Kadianos, who is now Breqwatr’s founder and CEO, said that for three years, Breqwatr was bootstrapped to Hyper Technologies while they did the design and development work for the appliance. Breqwatr became a separate company on May 1 of this year. The 1.0 product came out in August 2014, and now the 2.0 version is out.

“The interface is fully customizable to let you set up a private cloud in minutes, rather than weeks,” Kadianos said. While he indicated someone with no technical knowledge at all might find it a challenge to use, the technical knowledge required is minimal.

“If you don’t know the difference between Tier One and Two Tier storage, you will have some issues, but that’s not too demanding,” he said. “The user has the ability to customize defaults. The box comes configured with defaults we think are normal, and which matter when it comes to getting up and running quickly, but if you don’t like them, you can change them.”

The Breqwatr Cloud Appliance has a hyperconverged back end, although Kadianos said they aren’t focusing on that because customers don’t have access to it, and because they aren’t competing directly against the hyperconverged vendors.

The appliance is also powered by OpenStack, although Kadianos said that wasn’t much of an issue one way or the other to most customers.

“Even though the appliance is built on OpenStack, it’s not all about OpenStack,” Kadianos said. “Two of our customers don’t even know OpenStack is on it. It’s just a private cloud to them. All they care about is the compute. They don’t care about the technology underneath.”

Kadianos said that the appliance conforms to the requirements to be powered by OpenStack, such as their APIs being open and unadulterated.

“We have also done some things to make OpenStack more enterprise friendly,” he said. “A lot of distributions have OpenStack HA where instances restart surviving nodes in case of failure, in order to maintain uptime. That’s a starting part for enterprise private cloud.”

The market for the appliance is fairly broad.

“A year ago, our very first customer had two people in IT,” Kadianos said. “Since then, we have seen financial services and services companies buy it. Financial services is the real sweet spot, but anybody who needs clouds could use this, because it gives you the ability to provision clouds by yourself.”

Today, NetApp and SolidFire storage are supported – primarily because those are the systems in Breqwatr’s own labs – but support for more is coming.

“We are planning on adding support for different storage vendors on a quarterly basis, with EMC being the next one,” Kadianos said. “We run on other storage vendors.
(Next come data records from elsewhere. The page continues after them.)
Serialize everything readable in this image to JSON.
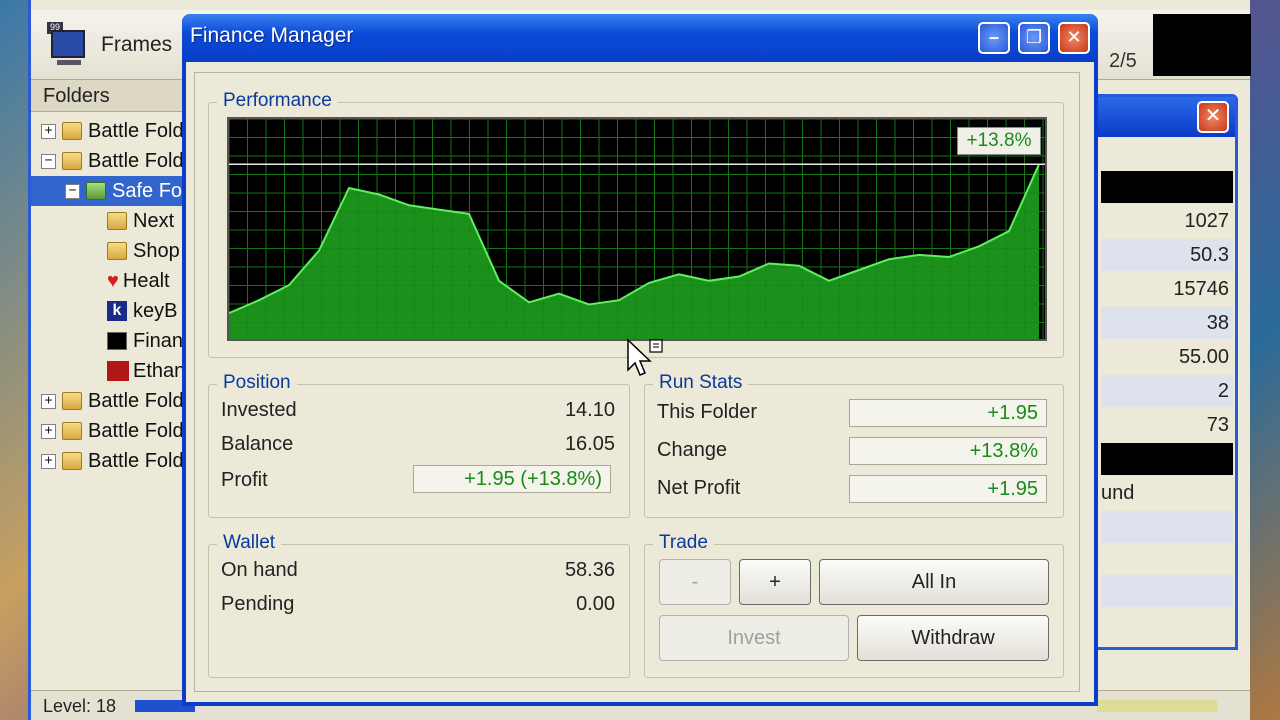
{
  "explorer": {
    "toolbar": {
      "frames_label": "Frames",
      "frames_tag": "99",
      "page_indicator": "2/5"
    },
    "folders_header": "Folders",
    "tree": [
      {
        "label": "Battle Fold",
        "expander": "+"
      },
      {
        "label": "Battle Fold",
        "expander": "−"
      },
      {
        "label": "Safe Fo",
        "expander": "−"
      },
      {
        "label": "Next"
      },
      {
        "label": "Shop"
      },
      {
        "label": "Healt"
      },
      {
        "label": "keyB",
        "icon_letter": "k"
      },
      {
        "label": "Finan"
      },
      {
        "label": "Ethan"
      },
      {
        "label": "Battle Fold",
        "expander": "+"
      },
      {
        "label": "Battle Fold",
        "expander": "+"
      },
      {
        "label": "Battle Fold",
        "expander": "+"
      }
    ],
    "status": {
      "level": "Level: 18"
    }
  },
  "side_panel": {
    "values": [
      "1027",
      "50.3",
      "15746",
      "38",
      "55.00",
      "2",
      "73"
    ],
    "partial_label": "und"
  },
  "finance": {
    "title": "Finance Manager",
    "performance": {
      "title": "Performance",
      "badge": "+13.8%"
    },
    "position": {
      "title": "Position",
      "invested_label": "Invested",
      "invested": "14.10",
      "balance_label": "Balance",
      "balance": "16.05",
      "profit_label": "Profit",
      "profit": "+1.95 (+13.8%)"
    },
    "run_stats": {
      "title": "Run Stats",
      "this_folder_label": "This Folder",
      "this_folder": "+1.95",
      "change_label": "Change",
      "change": "+13.8%",
      "net_profit_label": "Net Profit",
      "net_profit": "+1.95"
    },
    "wallet": {
      "title": "Wallet",
      "on_hand_label": "On hand",
      "on_hand": "58.36",
      "pending_label": "Pending",
      "pending": "0.00"
    },
    "trade": {
      "title": "Trade",
      "minus": "-",
      "plus": "+",
      "all_in": "All In",
      "invest": "Invest",
      "withdraw": "Withdraw"
    }
  },
  "chart_data": {
    "type": "area",
    "values": [
      0.0,
      1.2,
      2.6,
      5.8,
      11.6,
      11.0,
      10.0,
      9.6,
      9.2,
      3.0,
      1.0,
      1.8,
      0.8,
      1.2,
      2.8,
      3.6,
      3.0,
      3.4,
      4.6,
      4.4,
      3.0,
      4.0,
      5.0,
      5.4,
      5.2,
      6.2,
      7.6,
      13.8
    ],
    "ylim": [
      -2.4,
      18
    ],
    "baseline_marker": "+13.8%",
    "grid": true,
    "colors": {
      "fill": "#22b822",
      "line": "#5ef05e",
      "grid": "#1e8c1e",
      "background": "#000000"
    }
  }
}
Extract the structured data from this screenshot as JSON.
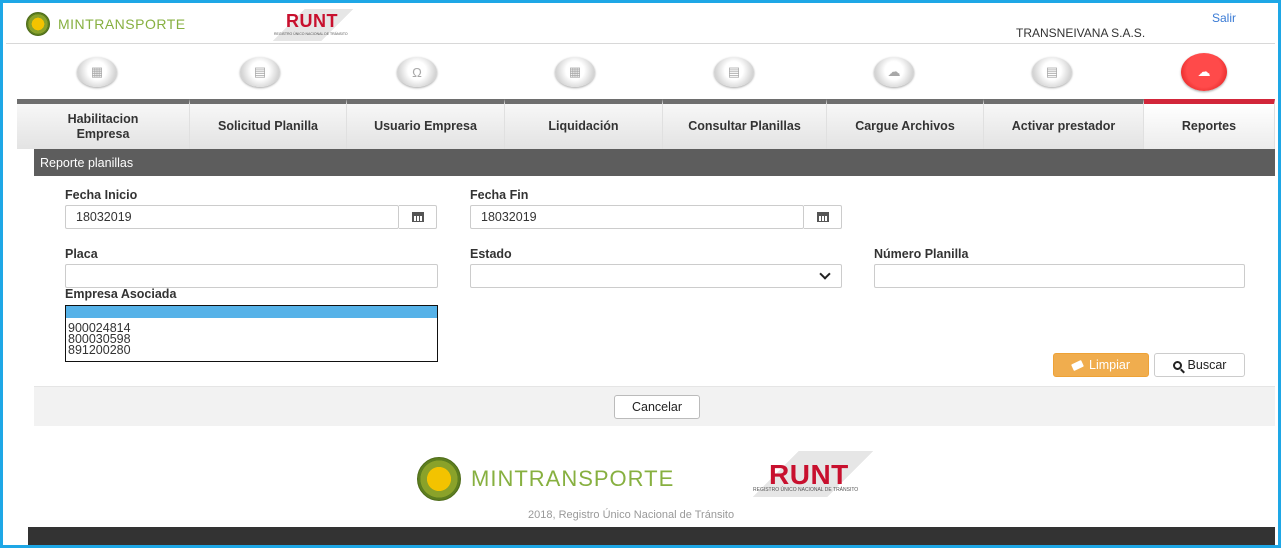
{
  "header": {
    "mintransporte_label": "MINTRANSPORTE",
    "runt_label": "RUNT",
    "runt_subtitle": "REGISTRO ÚNICO NACIONAL DE TRÁNSITO",
    "company_name": "TRANSNEIVANA S.A.S.",
    "logout_label": "Salir"
  },
  "nav": {
    "icons": [
      {
        "name": "building-icon",
        "glyph": "▦"
      },
      {
        "name": "document-icon",
        "glyph": "▤"
      },
      {
        "name": "user-icon",
        "glyph": "Ω"
      },
      {
        "name": "calculator-icon",
        "glyph": "▦"
      },
      {
        "name": "search-document-icon",
        "glyph": "▤"
      },
      {
        "name": "cloud-upload-icon",
        "glyph": "☁"
      },
      {
        "name": "document-check-icon",
        "glyph": "▤"
      },
      {
        "name": "cloud-upload-active-icon",
        "glyph": "☁"
      }
    ],
    "tabs": [
      {
        "label": "Habilitacion\nEmpresa"
      },
      {
        "label": "Solicitud Planilla"
      },
      {
        "label": "Usuario Empresa"
      },
      {
        "label": "Liquidación"
      },
      {
        "label": "Consultar Planillas"
      },
      {
        "label": "Cargue Archivos"
      },
      {
        "label": "Activar prestador"
      },
      {
        "label": "Reportes"
      }
    ],
    "active_index": 7
  },
  "panel": {
    "title": "Reporte planillas"
  },
  "form": {
    "fecha_inicio_label": "Fecha Inicio",
    "fecha_inicio_value": "18032019",
    "fecha_fin_label": "Fecha Fin",
    "fecha_fin_value": "18032019",
    "placa_label": "Placa",
    "placa_value": "",
    "estado_label": "Estado",
    "estado_value": "",
    "numero_planilla_label": "Número Planilla",
    "numero_planilla_value": "",
    "empresa_label": "Empresa Asociada",
    "empresa_options": [
      "900024814",
      "800030598",
      "891200280"
    ]
  },
  "actions": {
    "limpiar_label": "Limpiar",
    "buscar_label": "Buscar",
    "cancelar_label": "Cancelar"
  },
  "footer": {
    "mintransporte_label": "MINTRANSPORTE",
    "runt_label": "RUNT",
    "runt_subtitle": "REGISTRO ÚNICO NACIONAL DE TRÁNSITO",
    "copyright": "2018, Registro Único Nacional de Tránsito"
  },
  "colors": {
    "frame_border": "#1ea7e6",
    "active_tab_accent": "#d2263a",
    "panel_header": "#5d5d5d",
    "limpiar_button": "#f0ad4e",
    "listbox_selection": "#56b2e8"
  }
}
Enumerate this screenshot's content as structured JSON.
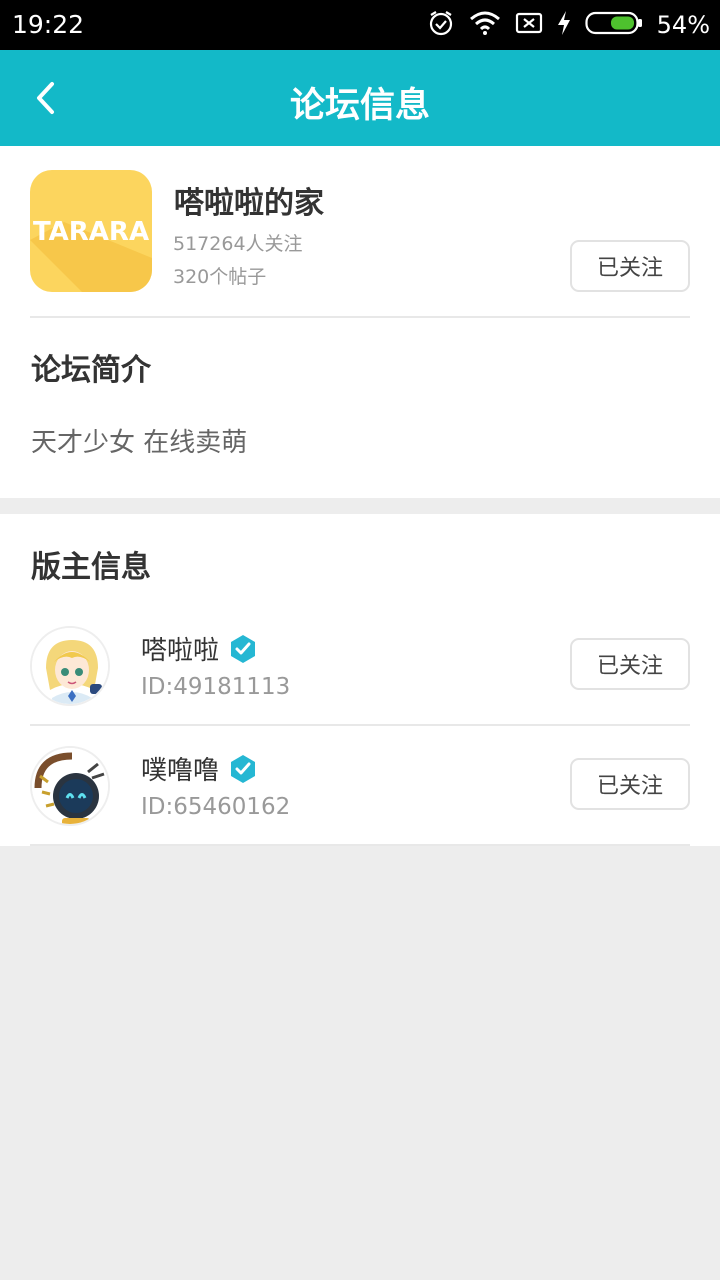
{
  "status_bar": {
    "time": "19:22",
    "battery": "54%"
  },
  "header": {
    "title": "论坛信息"
  },
  "forum": {
    "logo_text": "TARARA",
    "name": "嗒啦啦的家",
    "followers": "517264人关注",
    "posts": "320个帖子",
    "follow_label": "已关注",
    "intro_title": "论坛简介",
    "intro_text": "天才少女 在线卖萌"
  },
  "moderators": {
    "title": "版主信息",
    "items": [
      {
        "name": "嗒啦啦",
        "id": "ID:49181113",
        "follow_label": "已关注"
      },
      {
        "name": "噗噜噜",
        "id": "ID:65460162",
        "follow_label": "已关注"
      }
    ]
  },
  "colors": {
    "accent": "#13b9c8",
    "logo_bg": "#fcd55e",
    "verified": "#25b7d3"
  }
}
We just don’t have support for them yet.”

Finally, and very unusually for a startup, Breqwatr is going with the channel right out of the gate. Even more unusual is that they have a major distributor on board. Distributors are usually leery of startups, since carrying vendors costs them money, and they like to see evidence of a good market for a product or solution before they add it to their line card.

“We decided to embrace the channel from the outset,” Kadianos said. “We have channel partners already signed up in the GTA [Greater Toronto Area] and are working on one in Ottawa and ones in New York. We believe the channel can not only make money on the product itself, but on professional services out of putting the product on the floor, like migrating existing environments to a Breqwatr.”

Arrow is their North American distributor.

“With distributors, it’s all about volume so being taken on at this stage is a major plus for us,” Kadianos said. “Howard Goldberg, Arrow’s president of North American enterprise computing solutions business, set this up. He’s a huge supporter of ours.”

Goldberg, of course, is well known in the Canadian channel as the former founder and CEO of distributor Skydata, which handled EMC’s business in Canada. Arrow acquired Skydata, and Goldberg, in 2006, and Goldberg has risen through the ranks there, being promoted to his present role a year ago.